Balancing the exploration-exploitation trade-off in active learning for surrogate model-based reliability analysis via multi-objective optimization
By: Jonathan A. Moran, Pablo G. Morato
Potential Business Impact:
Finds problems in designs faster by learning.
Reliability assessment of engineering systems is often hindered by the need to evaluate limit-state functions through computationally expensive simulations, rendering standard sampling impractical. An effective solution is to approximate the limit-state function with a surrogate model iteratively refined through active learning, thereby reducing the number of expensive simulations. At each iteration, an acquisition strategy selects the next sample by balancing two competing goals: exploration, to reduce global predictive uncertainty, and exploitation, to improve accuracy near the failure boundary. Classical strategies, such as the U-function and the Expected Feasibility Function (EFF), implicitly condense exploration and exploitation into a scalar score derived from the surrogate predictive mean and variance, concealing the trade-off and biasing sampling.
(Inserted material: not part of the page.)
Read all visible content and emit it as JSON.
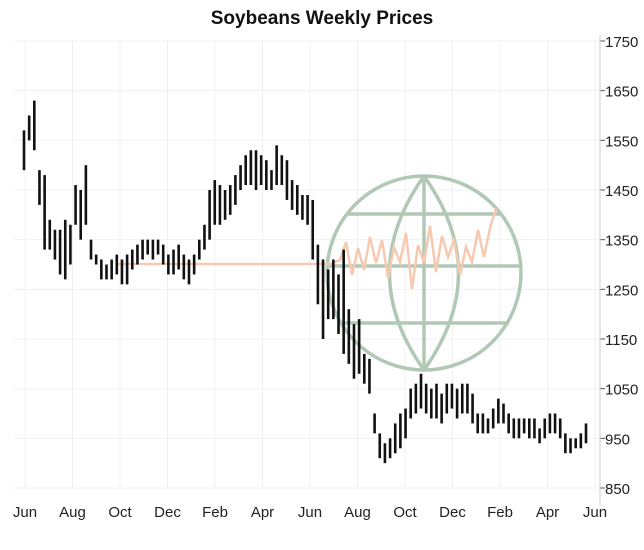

We introduce a multi-objective optimization (MOO) formulation for sample acquisition in reliability analysis, where exploration and exploitation are explicit, competing objectives. Within our framework, U and EFF correspond to specific Pareto-optimal solutions, providing a unifying perspective that connects classical and Pareto-based approaches. Solving the MOO problem discards dominated candidates, yielding a compact Pareto set, with samples representing a quantifiable exploration-exploitation trade-off. To select samples from the Pareto set, we adopt the knee point and the compromise solution, and further propose a strategy that adjusts the trade-off according to reliability estimates. Across benchmark limit-state functions, we assess the sample efficiency and active learning performance of all strategies. Results show that U and EFF exhibit case-dependent performance, knee and compromise are generally effective, and the adaptive strategy is robust, consistently reaching strict targets and maintaining relative errors below 0.1%.